Don’t Reinvent the Wheel
Building the first ship of a class carries numerous inherent risks. Construction of the vessel aside, the real science, and hence the majority of the program risk, is in developing an autonomy system that can (1) sense its environment and the health of its own systems, (2) make intelligent decisions to optimize machinery lineups and sensor employment, (3) avoid other ships and obstacles, and (4) execute the intended mission. So, when tasked with developing this maritime autonomy suite for ACTUV, where do you start, and how do you limit the risk in designing the autonomy architecture to meet such complex requirements?
The Leidos team’s first step in risk reduction for ACTUV was to leverage code already written for less complex autonomous systems. In the 1990s, the NASA Jet Propulsion Laboratory (JPL) developed the Control Architecture for Robotic Agent Command and Sensing (CARACaS) for the Mars Rover Project. CARACaS already has been successfully adapted for several unmanned surface vessel programs—e.g., for the work done by DARPA in developing Grand Challenge I and II and for the Urban Challenge architecture for an autonomous ground vehicle. Leidos leveraged the work done by JPL in developing CARACaS and by DARPA in developing Urban Challenge (NREC Engine) to develop a maritime autonomy capability that uses open standards, libraries and tools.
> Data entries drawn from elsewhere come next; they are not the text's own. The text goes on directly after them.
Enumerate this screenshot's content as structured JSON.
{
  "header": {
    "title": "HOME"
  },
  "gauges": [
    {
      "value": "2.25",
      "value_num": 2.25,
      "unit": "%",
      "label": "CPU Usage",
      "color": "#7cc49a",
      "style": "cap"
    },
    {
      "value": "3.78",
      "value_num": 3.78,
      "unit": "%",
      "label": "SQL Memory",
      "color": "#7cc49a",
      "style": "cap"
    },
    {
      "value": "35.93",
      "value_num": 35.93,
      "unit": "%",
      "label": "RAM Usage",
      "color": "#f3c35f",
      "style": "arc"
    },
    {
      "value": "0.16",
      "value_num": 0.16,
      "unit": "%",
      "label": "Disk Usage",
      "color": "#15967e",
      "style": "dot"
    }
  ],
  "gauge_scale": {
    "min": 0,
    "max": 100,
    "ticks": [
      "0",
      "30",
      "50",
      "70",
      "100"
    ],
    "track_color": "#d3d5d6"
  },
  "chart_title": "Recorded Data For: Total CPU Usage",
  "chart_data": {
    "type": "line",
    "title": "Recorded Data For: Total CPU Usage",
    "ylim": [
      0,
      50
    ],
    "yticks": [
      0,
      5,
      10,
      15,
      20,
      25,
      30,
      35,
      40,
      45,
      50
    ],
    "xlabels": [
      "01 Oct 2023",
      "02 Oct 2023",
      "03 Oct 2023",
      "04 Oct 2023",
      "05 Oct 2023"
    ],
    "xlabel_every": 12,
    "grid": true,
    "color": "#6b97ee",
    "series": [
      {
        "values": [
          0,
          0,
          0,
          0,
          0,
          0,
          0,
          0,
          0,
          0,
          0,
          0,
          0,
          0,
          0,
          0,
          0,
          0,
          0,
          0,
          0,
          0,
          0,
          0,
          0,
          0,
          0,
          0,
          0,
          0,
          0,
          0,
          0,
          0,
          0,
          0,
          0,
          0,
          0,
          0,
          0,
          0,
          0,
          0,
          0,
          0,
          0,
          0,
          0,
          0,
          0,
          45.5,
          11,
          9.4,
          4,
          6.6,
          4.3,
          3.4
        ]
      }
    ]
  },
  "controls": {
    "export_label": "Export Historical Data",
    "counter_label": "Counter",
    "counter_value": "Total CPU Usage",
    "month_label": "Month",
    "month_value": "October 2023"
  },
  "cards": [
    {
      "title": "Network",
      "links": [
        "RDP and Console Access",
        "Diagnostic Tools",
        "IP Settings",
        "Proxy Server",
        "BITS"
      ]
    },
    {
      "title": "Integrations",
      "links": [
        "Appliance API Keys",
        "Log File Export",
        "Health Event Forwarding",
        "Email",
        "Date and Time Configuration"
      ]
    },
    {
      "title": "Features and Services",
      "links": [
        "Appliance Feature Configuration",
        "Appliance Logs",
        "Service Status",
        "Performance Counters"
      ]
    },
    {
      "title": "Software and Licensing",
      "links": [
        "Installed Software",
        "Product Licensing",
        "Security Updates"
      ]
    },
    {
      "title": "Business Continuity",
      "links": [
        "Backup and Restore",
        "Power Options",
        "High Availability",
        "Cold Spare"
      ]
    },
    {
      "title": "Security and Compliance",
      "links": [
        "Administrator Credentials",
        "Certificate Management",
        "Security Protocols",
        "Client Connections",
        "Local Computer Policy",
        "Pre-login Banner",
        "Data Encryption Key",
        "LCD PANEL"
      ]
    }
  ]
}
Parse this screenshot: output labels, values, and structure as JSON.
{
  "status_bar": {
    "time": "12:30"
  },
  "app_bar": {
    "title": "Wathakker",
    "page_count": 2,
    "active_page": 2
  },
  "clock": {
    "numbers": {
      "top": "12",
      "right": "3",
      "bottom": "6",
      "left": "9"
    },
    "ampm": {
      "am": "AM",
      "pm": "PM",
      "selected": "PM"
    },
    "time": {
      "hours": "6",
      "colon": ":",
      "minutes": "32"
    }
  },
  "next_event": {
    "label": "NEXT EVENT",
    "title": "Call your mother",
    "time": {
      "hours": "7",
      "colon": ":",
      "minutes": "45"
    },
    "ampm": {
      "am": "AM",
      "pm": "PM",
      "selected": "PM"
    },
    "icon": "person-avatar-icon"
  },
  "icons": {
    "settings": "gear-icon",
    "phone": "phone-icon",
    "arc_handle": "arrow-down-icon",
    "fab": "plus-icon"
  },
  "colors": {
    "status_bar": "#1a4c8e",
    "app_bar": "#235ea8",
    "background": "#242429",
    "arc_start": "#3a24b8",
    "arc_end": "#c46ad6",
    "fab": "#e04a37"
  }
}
Figure 1. Autonomy Architecture with Remote Supervisory Control Station (RSCS)
Employ a Truly Open Architecture
The ACTUV autonomy suite contains decision algorithms embedded as software modules using an object-oriented framework in which key interface definitions isolate algorithm implementations. It supports multiple, simultaneously executing decision engines and the arbitration logic to choose the best decisions for future actions. It implements a true open systems architecture (OSA) approach that allows for the autonomy capability to be modularly connected to other subsystems—within the same platform and external to the platform. This “plug-and-play” modularity minimizes life-cycle costs, enables reuse, and promotes healthy competition among capability vendors. It also reduces overall risk to the program. In addition, the autonomy capability implements the Service Availability Forum industry standards to achieve a high-availability solution that results in near-continuous uptime when the system is fully integrated.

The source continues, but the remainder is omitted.